Upon the release of the album, "4th Dimension" reached number 42 on the US Billboard Hot 100. The debut marked the first song with Prima included to chart on the Hot 100 since his track "Wonderland by Night" appeared on the issue dated February 13, 1961. This set a record of 57 years, four months and two weeks for the longest break between Hot 100 appearances, surpassing the record previously held by Bobby Helms of 54 years, two months and three weeks as a result of his single "Jingle Bell Rock" (1957) re-charting.

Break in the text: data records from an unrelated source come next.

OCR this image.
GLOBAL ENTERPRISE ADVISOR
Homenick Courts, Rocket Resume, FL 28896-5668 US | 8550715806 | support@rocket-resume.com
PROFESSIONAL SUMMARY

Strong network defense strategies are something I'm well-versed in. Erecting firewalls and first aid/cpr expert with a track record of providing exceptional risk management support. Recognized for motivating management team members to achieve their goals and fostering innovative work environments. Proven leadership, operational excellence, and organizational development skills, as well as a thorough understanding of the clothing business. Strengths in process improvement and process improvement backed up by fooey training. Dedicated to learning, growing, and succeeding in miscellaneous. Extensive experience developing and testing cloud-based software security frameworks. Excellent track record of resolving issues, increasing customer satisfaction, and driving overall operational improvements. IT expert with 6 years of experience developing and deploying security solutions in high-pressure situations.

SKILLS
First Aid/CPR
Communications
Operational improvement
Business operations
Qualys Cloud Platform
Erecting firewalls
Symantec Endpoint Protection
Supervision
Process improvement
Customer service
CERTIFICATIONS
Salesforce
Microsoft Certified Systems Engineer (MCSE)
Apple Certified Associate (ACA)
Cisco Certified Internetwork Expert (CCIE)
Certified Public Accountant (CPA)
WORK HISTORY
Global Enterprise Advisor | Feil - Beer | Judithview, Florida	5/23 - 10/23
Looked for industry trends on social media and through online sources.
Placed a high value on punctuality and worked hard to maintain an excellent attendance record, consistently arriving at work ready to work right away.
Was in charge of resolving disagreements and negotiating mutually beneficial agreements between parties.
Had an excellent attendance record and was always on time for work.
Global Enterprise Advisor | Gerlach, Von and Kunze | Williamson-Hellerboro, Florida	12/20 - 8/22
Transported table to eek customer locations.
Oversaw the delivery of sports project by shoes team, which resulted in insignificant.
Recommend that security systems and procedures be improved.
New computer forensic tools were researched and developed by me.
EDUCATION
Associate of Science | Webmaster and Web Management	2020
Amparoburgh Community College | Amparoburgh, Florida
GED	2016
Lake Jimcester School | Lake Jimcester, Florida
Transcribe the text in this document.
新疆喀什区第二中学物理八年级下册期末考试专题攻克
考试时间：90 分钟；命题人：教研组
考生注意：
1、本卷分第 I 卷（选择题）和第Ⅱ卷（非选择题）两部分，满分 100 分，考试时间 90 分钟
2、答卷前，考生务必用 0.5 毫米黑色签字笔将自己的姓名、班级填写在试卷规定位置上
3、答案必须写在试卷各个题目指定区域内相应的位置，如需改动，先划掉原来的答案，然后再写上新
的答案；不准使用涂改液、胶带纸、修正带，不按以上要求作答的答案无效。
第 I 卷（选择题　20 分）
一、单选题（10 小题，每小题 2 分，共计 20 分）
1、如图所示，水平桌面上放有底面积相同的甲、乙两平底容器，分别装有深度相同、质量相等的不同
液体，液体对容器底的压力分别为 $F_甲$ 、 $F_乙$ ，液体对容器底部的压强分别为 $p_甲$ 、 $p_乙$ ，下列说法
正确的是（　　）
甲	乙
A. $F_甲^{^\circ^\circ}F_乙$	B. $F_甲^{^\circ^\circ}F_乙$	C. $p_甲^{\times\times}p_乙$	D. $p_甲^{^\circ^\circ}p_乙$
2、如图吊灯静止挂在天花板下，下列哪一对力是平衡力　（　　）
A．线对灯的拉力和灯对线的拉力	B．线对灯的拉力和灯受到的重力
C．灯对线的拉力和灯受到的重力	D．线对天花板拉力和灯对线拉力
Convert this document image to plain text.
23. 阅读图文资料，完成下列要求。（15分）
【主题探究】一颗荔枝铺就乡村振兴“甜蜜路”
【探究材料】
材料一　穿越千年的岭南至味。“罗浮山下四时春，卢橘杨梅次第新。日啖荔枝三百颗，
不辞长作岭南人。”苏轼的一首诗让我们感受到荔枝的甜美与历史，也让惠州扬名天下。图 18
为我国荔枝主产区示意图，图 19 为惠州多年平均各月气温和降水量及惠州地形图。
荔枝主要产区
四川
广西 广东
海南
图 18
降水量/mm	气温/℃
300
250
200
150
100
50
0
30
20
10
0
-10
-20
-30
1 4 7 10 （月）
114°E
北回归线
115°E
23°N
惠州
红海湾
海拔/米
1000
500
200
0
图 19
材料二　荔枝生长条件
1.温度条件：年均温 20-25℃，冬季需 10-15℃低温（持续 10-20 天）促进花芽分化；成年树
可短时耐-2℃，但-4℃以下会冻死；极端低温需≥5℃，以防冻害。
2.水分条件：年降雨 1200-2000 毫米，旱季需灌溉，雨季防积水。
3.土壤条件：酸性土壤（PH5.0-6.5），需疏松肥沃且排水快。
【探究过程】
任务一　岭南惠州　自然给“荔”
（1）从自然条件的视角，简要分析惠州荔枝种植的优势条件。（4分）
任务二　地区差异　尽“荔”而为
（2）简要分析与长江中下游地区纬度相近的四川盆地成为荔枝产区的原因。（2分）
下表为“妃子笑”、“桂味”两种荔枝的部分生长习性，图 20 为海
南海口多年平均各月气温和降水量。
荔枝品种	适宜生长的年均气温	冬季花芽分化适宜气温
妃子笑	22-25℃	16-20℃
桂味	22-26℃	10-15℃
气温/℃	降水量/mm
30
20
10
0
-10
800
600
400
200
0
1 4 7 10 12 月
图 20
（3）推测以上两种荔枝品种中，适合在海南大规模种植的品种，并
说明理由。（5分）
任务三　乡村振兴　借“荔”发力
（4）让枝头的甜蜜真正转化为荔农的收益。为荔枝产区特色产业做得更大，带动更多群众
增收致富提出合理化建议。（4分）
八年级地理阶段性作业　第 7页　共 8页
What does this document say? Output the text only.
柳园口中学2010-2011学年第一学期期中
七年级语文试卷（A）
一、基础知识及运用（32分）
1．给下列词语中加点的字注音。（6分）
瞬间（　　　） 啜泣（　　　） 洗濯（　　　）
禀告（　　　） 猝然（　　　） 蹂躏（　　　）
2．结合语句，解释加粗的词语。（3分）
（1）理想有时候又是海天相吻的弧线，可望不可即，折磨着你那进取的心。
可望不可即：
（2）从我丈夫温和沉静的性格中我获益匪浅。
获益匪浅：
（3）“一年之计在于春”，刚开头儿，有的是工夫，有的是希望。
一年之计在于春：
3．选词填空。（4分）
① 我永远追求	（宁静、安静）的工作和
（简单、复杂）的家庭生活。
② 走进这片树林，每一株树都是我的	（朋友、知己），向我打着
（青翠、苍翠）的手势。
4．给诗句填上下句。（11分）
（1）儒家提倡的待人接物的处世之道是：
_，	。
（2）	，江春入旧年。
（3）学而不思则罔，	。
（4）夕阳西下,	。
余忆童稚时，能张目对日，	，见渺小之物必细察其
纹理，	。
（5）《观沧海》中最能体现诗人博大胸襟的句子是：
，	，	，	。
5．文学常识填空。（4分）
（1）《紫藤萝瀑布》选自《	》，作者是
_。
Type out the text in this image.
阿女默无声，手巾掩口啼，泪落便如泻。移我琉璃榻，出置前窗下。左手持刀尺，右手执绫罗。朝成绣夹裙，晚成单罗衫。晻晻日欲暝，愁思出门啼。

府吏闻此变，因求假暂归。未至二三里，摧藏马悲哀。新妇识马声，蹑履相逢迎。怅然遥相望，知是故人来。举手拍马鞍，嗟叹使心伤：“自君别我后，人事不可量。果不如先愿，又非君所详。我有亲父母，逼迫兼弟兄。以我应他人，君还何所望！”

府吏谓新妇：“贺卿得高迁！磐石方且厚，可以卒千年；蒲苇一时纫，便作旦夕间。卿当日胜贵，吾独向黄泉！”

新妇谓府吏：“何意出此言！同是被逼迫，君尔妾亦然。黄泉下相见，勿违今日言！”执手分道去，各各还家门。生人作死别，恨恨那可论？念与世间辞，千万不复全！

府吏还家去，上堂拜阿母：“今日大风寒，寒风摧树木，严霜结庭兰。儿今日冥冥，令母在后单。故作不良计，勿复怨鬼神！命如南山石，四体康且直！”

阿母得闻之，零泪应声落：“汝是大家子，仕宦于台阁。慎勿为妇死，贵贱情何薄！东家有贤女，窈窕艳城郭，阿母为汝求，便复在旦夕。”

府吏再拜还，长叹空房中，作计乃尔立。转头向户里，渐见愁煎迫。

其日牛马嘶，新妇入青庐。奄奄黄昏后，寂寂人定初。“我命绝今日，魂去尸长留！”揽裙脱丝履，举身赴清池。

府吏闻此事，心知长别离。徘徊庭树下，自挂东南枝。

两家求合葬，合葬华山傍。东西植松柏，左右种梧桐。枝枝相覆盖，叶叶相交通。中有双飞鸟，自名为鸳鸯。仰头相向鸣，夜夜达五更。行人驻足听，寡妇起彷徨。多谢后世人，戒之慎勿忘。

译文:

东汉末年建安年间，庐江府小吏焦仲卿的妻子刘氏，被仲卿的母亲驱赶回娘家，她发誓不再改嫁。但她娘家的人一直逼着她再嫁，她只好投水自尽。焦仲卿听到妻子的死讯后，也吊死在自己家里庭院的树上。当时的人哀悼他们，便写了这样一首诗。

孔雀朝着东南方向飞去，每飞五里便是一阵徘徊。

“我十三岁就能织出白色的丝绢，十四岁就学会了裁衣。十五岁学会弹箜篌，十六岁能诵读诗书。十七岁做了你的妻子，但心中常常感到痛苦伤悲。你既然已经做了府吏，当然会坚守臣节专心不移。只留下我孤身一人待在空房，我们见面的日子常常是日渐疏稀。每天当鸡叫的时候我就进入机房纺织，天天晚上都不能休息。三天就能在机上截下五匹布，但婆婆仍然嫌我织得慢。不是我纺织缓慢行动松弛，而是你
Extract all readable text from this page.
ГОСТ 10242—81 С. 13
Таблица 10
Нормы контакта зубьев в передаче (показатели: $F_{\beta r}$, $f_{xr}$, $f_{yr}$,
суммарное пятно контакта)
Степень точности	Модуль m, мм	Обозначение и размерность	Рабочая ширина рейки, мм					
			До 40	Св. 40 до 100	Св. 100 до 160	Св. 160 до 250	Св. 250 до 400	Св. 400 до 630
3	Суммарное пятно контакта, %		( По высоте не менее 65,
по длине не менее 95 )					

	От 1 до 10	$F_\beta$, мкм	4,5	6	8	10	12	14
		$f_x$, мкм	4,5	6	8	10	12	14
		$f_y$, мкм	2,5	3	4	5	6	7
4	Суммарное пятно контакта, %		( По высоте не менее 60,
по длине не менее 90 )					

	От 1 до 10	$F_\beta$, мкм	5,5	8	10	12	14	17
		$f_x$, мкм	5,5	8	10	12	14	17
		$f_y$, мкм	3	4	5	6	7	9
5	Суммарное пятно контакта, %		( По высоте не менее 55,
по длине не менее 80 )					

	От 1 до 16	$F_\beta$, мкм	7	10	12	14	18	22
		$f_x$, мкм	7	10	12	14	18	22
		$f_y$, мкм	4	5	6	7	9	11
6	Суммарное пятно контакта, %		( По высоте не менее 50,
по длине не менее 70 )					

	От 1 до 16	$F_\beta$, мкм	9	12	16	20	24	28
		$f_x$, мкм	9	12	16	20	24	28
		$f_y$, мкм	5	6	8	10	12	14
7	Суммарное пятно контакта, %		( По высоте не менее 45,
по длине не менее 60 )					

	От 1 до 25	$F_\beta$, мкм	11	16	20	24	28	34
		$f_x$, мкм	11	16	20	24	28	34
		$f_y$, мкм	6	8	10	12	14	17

That same week, the song debuted at number 21 on the US Hot R&B/Hip-Hop Songs chart. On February 25, 2020, "4th Dimension" was certified gold by the Recording Industry Association of America (RIAA) for pushing 500,000 certified units in the United States.

Elsewhere, the song reached number 27 on the Canadian Hot 100. In Australia, it entered the ARIA Singles Chart at number 46. The song charted identically in the United Kingdom on the UK Singles Chart. "4th Dimension" experienced similar performance in Ireland, peaking at number 49 on the Irish Singles Chart.

==Credits and personnel==
Recording
- Recorded at West Lake Ranch, Jackson Hole, Wyoming

Personnel

- Kanye West – songwriter, production
- Mike Dean – songwriter, additional production, mixer
- Louis Prima – songwriter, featured artist
- Kid Cudi – songwriter
- Noah Goldstein – additional production, engineer
- Plain Pat – additional programmer
- BoogzDaBeast – additional programmer
- Zack Djurich – engineer
- Mike Malchicoff – engineer
- William J. Sullivan – engineer
- Jenna Felsenthal – assistant engineer
- Jess Jackson – mixer
- Sean Solymar – assistant mixer

Information taken from the Kids See Ghosts liner notes and Tidal.

==Charts==

Chart performance for "4th Dimension"
| Chart (2018) | Peak position |
|---|---|
| Australia (ARIA) | 46 |
| Canada (Canadian Hot 100) | 27 |
| Ireland (IRMA) | 49 |
| New Zealand Heatseekers (RMNZ) | 1 |
| Portugal (AFP) | 100 |
| Slovakia Singles Digital (ČNS IFPI) | 67 |
| Swedish Heatseekers (Sverigetopplistan) | 20 |
| UK Singles (Official Charts) | 46 |
| UK Hip Hop/R&B (Official Charts) | 25 |
| US Billboard Hot 100 | 42 |
| US Hot R&B/Hip-Hop Songs (Billboard) | 32 |

==Certifications==

Certifications and sales for "4th Dimension"
| Region | Certification | Certified units/sales |
| United States (RIAA) | Gold | 500,000^{‡} |
^{‡} Sales+streaming figures based on certification alone.